October 10, 2013: In the southeastern port of Mukalla, gunmen on motorcycles shot an army colonel dead in the street.
October 9, 2013: The national unity talks in the capital collapsed as leaders from the southern separatist tribes and the northern Shia tribes withdrew, claiming that the national government refused to discuss revenue sharing and the kind of autonomy issues the northern and southern tribes are most interested in. The problem here is that controlling the national government is seen as an opportunity to plunder the oil and foreign aid income for the benefit of the families and tribes with people in senior positions.
October 6, 2013: In the capital a UN aid worker from Sierra Leon was kidnapped.
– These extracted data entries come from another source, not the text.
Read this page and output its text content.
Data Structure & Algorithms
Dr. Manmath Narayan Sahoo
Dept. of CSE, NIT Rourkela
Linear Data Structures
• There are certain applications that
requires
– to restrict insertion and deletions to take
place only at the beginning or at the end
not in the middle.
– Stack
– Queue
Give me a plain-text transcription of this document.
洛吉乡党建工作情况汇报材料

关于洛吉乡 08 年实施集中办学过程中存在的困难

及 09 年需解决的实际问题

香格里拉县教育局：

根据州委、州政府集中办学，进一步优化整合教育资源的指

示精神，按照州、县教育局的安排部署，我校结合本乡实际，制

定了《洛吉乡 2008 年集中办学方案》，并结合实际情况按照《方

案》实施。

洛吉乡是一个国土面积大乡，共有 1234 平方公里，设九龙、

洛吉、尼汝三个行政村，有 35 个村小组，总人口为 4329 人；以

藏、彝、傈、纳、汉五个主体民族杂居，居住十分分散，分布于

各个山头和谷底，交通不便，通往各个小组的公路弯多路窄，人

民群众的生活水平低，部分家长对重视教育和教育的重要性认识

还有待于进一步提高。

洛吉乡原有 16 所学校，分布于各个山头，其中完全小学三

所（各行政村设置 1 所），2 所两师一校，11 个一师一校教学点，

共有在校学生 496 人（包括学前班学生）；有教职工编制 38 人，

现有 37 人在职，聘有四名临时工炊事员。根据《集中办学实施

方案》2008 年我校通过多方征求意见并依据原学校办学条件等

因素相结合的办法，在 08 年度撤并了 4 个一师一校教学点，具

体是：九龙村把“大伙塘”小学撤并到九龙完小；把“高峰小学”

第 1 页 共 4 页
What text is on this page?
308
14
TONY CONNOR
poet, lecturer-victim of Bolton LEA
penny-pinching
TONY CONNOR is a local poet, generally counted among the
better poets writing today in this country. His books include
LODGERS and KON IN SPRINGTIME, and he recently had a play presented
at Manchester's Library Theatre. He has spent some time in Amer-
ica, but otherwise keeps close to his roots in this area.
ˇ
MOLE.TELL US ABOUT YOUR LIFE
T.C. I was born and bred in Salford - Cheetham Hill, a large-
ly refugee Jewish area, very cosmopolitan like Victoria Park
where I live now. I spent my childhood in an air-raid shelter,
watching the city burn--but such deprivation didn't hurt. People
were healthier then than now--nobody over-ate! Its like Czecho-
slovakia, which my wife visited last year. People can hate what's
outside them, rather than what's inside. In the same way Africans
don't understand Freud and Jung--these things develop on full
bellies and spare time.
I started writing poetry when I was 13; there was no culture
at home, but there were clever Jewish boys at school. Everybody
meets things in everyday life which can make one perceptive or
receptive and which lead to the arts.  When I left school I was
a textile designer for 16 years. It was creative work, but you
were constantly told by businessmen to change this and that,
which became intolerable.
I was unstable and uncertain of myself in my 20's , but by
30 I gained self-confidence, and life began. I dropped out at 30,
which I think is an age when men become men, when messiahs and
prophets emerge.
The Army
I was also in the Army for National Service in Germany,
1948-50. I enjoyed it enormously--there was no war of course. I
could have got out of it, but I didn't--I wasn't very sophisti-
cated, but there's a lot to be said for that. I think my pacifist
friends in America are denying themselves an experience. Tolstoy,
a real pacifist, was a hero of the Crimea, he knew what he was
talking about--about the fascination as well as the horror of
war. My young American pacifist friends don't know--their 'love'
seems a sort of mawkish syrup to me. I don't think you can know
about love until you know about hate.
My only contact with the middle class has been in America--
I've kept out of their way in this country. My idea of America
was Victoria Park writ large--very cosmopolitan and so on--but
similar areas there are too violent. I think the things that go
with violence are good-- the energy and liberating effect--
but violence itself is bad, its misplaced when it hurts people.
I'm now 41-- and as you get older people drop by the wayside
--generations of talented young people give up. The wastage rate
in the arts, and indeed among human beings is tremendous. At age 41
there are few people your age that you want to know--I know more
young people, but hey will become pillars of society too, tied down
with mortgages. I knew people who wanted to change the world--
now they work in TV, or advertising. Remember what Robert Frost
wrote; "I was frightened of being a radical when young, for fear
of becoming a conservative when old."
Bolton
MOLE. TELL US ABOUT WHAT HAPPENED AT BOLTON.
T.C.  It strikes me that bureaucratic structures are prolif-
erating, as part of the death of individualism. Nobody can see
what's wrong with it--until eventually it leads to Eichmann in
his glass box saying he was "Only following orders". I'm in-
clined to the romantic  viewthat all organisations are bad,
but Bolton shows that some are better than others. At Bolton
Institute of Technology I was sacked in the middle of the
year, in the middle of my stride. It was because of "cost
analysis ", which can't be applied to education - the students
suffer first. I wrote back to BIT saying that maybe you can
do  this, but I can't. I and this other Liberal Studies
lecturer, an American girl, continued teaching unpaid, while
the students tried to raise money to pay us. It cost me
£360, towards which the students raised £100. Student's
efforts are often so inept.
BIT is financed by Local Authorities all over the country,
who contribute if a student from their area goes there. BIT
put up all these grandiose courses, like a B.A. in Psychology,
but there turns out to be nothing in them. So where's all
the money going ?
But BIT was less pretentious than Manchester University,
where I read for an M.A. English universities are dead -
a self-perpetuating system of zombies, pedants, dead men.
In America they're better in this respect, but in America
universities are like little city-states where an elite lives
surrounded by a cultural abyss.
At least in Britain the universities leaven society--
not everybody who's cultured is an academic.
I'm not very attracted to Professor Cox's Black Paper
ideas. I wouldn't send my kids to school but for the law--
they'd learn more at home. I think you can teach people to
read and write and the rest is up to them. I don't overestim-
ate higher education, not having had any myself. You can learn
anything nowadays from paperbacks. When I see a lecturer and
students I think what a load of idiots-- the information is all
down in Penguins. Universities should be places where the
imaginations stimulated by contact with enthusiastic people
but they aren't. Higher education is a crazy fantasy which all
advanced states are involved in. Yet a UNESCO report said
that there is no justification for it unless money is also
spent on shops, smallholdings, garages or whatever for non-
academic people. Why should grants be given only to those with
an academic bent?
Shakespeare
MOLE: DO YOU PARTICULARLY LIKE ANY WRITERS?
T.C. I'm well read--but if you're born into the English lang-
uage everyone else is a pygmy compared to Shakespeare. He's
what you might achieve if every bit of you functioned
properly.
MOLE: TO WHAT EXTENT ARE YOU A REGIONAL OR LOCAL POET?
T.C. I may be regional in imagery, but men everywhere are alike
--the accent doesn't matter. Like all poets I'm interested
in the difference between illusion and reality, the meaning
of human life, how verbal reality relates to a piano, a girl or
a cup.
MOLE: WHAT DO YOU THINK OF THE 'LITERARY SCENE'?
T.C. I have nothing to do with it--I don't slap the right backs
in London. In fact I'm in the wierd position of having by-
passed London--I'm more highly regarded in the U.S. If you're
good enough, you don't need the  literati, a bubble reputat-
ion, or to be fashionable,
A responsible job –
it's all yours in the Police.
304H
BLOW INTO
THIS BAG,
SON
Elsewhere in the capital, a German citizen, who worked at the German embassy, was shot dead while out shopping.
October 5, 2013: Outside the capital a fuel truck accident in an ammo depot led to a large fire and several explosions as the flames reached some of the missiles and rockets stored there.
October 3, 2013: In the south (Aden) a senior officer in the police commandos was shot dead.
October 2, 2013: In the southeastern port of Mukalla, troops recaptured a military headquarters that had been attacked by al Qaeda gunmen 2 days earlier. Most of the 15 attackers left as police reinforcements arrived, but some of the terrorists were trapped on the top floor of the buildings. 5 soldiers died in the fighting along with 7 civilians and terrorists. Elsewhere in the southeast (Hadramawt province) gunmen attacked a checkpoint and killed 4 soldiers.
September 28, 2013: In the southeast (Hadramawt province) gunmen killed an army colonel.
Off the northern coast of Somalia, 3 Yemeni fishing boats and a larger fishing ship were seized by the Puntland Coast Guard. The 4 ships and 25 Yemenis were taken to nearby Puntland to be prosecuted. Puntland has been separate states for over a decade. Efforts to train and arm a coast guard in Puntland (where most of the pirate gangs operate) have run into a lot of resistance from the UN and some member nations. The problem is the corruption. The pirate gangs have long had many Puntland officials on the payroll, and would bribe any anti-piracy force as well. There was also a real fear that a Puntland Coast Guard might turn into pirates. That sort of thing has happened before. Puntland has eagerly accepted millions of dollars in foreign aid, meant to be used to deal with piracy. But the pirates remained in business for years, at least as long as they were getting ransoms and remained well-armed and flush with cash. Given a choice between a bloody fight and some more payoffs, Puntland politicians seem to be going for the cash. Nevertheless, the pirates have been unable to capture any ships for over a year and their ransom income has dropped precipitously. That means a lot less money for bribes and the newly formed Puntland Coast Guard (really just police with armed motor boats) have gone after smugglers and foreign fishing boats. Cargoes and ships are seized and fines collected. It’s unclear where the money is going but it’s become more risky for smugglers and poachers.
September 26, 2013: In the capital two bombs went off, wounding 20 people.